Moved on to 'little piggies'. When I was about ten, I took a photo (transparency, not print) of some piglets. A year or so ago I possessed a bells and whistles scanner which was able to scan transparencies. It since gave up, as these machines are wont to do, but luckily I'd scanned the photo of the little piggies, and was able to use that as a source for the drawing. Success!
'over the sea to annan' was based on a true story of a herd of cows swimming the Solway Firth. I googled the story, and was able to find a photograph of the original herd. The photo was extremely low resolution, but at least it showed me what sort of cows they were, and enabled me to hunt around my own stock for cow photos. I made up a Solway Firthish background. Good. On a roll now.
Or not. Several more failures followed, though also some success with a drawing of a grass snake for 'summer's end' and an iguana for 'iguana'. Polperro was also straight forward enough. For 'sibling rivalry', I thought about drawing a mouse, but instead drew a molecule of buckminsterfullerene. Anyone who understands the poem will see why. Anyone who doesn't, will be as puzzled as the boy in the poem, so it works on both levels.

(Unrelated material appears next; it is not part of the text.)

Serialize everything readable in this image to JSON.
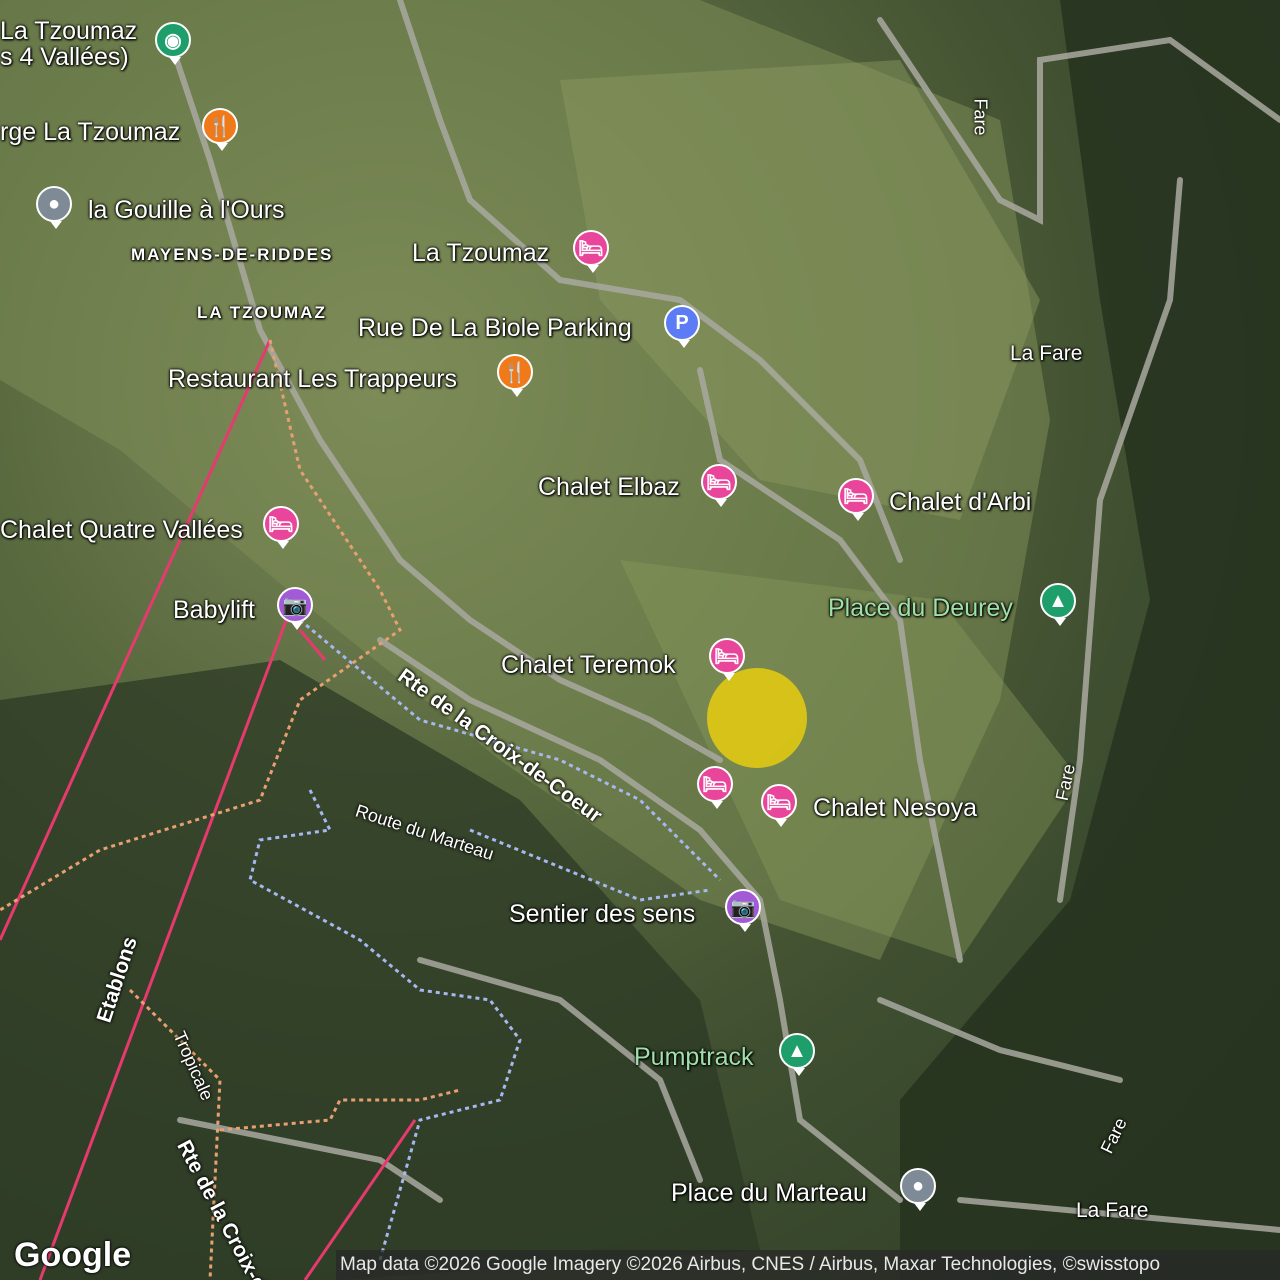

'Mary' was an easy one to illustrate. The poem was inspired by visits to Gibside, so I used one of my many photos of the place for source material. Anyone who's read my early novel 'The Sand in the Painting' will recognise Gibside as a key location. I tend to do this; to find a place that inspires me and use it in novels, short stories, poems, artwork - anything. Similarly, the last poem in the collection, 'summer's end', is a summary of the themes of my novel 'Small Poisons'. Never let a good idea go to waste.
So, on to the next set. It's often tricky to know how to illustrate poems. The images are all in the words, so an illustration might lead the reading too strongly; might set the reader on a particular path and prevent them from seeing other possibilities. That can't be helped. The astute reader might look at some of the pictures and say: 'No, that's completely wrong for that poem.' I hope some of them do. If I'm going to be literal, then I need to illustrate 'Tom doesn't see' with a Constable's 'The Haywain'. Now there's a challenge. Will I, won't I? Not sure. Will report back in due course.